Breakdown of Business Cases in the English Courts*
- In the first quarter of 2018, the construction and property sector litigated the most with a 54% increase of cases compared to the first quarter of 2017. More specifically, 126 construction and property companies litigated to trial in the first quarter of 2018 more than any other commercial sector. This compares to the 82 companies that litigated the year before. The increase of cases brought by construction and property company litigants may be attributed to the construction and property sector's decision to exit low-margin contracts entered into during the recession.
- Between the first quarter and third quarter of 2018, business disputes involving the banking, financial services and insurance sector saw an increase in activity. In this period, a total of 350 companies litigated to trial. This is a 27% increase when compared to the same period in 2017. More specifically, the most substantial growth was in the insurance sector where there was a 61% increase in commercial cases being litigated to trial compared to 2017.
- Information tech companies also litigated more in 2018 with a 44% increase in cases compared with 2017 (78 companies litigated to trial compared to 54 in the previous year). This increase may be a result of more data related claims resulting from a heightened awareness of issues concerning the use and storage of data following the introduction of the GDPR in May 2018.
- However, overall, the number of cases litigated to trial in English courts between the first and third quarters of 2018 amounted to 1,557. When compared to the same period in 2017, this represents a 7% drop.
- Some growth areas concerning cases which went to trial between the first and third quarter of 2018 include:
- Contractual disputes (21% increase compared to 2017)
- Arbitration related litigation (59% increase compared to 2017)
Tax avoidance in the UK has become a top priority for HM Revenue and Customs (HMRC).
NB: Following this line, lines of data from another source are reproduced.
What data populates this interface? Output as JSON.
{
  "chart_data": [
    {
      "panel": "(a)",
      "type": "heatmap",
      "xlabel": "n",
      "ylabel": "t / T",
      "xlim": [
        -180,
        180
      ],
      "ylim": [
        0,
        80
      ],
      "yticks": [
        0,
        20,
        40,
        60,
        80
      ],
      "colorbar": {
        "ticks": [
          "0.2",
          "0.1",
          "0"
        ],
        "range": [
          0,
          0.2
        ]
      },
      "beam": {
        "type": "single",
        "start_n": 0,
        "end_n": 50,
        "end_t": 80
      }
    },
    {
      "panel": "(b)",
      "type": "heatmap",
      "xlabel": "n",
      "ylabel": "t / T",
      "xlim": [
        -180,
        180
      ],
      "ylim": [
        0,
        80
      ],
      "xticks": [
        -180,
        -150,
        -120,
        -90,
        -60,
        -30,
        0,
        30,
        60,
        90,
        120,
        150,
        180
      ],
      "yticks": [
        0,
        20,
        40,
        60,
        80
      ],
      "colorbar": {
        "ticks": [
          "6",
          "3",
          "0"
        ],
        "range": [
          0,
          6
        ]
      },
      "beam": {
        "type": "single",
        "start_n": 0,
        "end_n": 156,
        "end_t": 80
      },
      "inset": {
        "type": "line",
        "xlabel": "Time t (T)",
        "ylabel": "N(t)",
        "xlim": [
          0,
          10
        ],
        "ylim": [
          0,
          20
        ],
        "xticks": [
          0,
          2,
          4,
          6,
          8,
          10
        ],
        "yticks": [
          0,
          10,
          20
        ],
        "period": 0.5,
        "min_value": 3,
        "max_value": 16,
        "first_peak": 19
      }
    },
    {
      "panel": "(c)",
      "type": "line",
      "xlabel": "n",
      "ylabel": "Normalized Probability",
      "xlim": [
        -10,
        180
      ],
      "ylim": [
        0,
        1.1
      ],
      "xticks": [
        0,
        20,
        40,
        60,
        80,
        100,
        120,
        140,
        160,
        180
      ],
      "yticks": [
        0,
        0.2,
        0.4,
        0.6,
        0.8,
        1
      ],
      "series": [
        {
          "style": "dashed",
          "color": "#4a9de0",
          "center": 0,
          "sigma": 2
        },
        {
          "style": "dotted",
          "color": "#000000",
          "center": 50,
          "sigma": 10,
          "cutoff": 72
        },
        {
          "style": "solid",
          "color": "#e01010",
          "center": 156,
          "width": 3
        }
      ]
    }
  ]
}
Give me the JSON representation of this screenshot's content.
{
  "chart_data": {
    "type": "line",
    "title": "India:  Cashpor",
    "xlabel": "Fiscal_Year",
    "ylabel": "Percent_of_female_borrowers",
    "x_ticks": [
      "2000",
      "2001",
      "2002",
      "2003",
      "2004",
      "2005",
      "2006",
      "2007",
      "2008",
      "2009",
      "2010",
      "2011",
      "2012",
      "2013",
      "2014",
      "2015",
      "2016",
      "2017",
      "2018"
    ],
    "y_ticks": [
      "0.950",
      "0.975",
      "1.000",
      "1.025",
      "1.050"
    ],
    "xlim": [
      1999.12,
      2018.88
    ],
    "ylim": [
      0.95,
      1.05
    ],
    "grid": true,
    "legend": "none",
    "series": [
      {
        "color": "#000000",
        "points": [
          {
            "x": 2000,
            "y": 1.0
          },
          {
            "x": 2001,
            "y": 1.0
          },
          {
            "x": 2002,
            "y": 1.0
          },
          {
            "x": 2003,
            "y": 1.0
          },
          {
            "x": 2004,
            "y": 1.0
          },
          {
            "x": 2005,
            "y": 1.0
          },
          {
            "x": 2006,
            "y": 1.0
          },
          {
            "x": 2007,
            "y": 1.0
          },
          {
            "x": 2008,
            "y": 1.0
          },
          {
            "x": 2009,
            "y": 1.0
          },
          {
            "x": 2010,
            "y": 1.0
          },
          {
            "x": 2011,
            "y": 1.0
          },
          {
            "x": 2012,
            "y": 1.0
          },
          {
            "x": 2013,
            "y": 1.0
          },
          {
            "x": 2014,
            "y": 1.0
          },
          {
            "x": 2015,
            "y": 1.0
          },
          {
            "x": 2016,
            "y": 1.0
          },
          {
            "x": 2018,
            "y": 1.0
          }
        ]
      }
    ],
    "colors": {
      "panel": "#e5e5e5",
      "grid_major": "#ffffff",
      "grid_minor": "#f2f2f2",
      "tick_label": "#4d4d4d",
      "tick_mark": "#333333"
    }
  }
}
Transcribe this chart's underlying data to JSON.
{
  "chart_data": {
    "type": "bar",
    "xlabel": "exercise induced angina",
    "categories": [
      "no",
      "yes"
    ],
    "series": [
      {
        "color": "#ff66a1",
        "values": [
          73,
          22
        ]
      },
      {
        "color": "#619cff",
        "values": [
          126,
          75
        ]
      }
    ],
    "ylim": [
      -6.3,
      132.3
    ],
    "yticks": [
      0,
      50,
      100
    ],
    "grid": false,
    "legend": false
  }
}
The growing and controversial powers the HMRC possess such as accelerated payment notices (APN's) have paved the way for taxpayers to litigate by way of judicial review.
126 tax-related disputes reached judgement in the English courts in 2017 representing a 15% increase on 2015. Despite this, tax disputes going to trial decreased by 20% between the first and third quarters of 2018 (from 96 cases to 77). This drop may be linked to the HMRC settling more claims before they reach the court.
Some lawyers predict a surge of tax claims in the English courts before the UK leaves the EU as EU law still remains one of the primary ways for UK taxpayers to challenge domestic tax law.
In 2018, the English courts remained a popular choice for international clients litigating. One of the largest increases was from clients based in Asia with a total of 86 claims being litigated to trial between the first and second quarter of 2018, a 96% increase compared with the same period in 2017.
Other international litigants from Southern Europe and North America/US have increased by 64% and 35% respectively in the first and second quarter of 2018. Between the first and third quarter of 2018, 34% of the 1,765 commercial litigants who litigated to trial were from outside the UK. This is a 5% increase compared with the same period in 2017.
The English Courts continue to maintain high levels of activity for dispute resolution in many areas and remain an attractive forum for commercial litigants from home and abroad. It remains to be seen what will happen in 2019. However, as we enter into an age where technology dominates and regulation increases, it appears likely that disputes in this area will continue to rise.
Authors: Dixson Lee & Neil Meakin, TLT LLP | www.tltsolicitors.com
*The data provided is based on an analysis of judgements handed down by the seven divisions of the High Court, the Supreme Court, the Judicial Committee of the Privy Council, the Court of Appeal (Civil Division), the Intellectual Property Enterprise Court, the Upper Tribunal (Tax and Chancery Chamber) and the Upper Tribunal (Lands Chamber)). The data does not include cases that have been heard but judgements not yet handed down or cases which have reached settlement.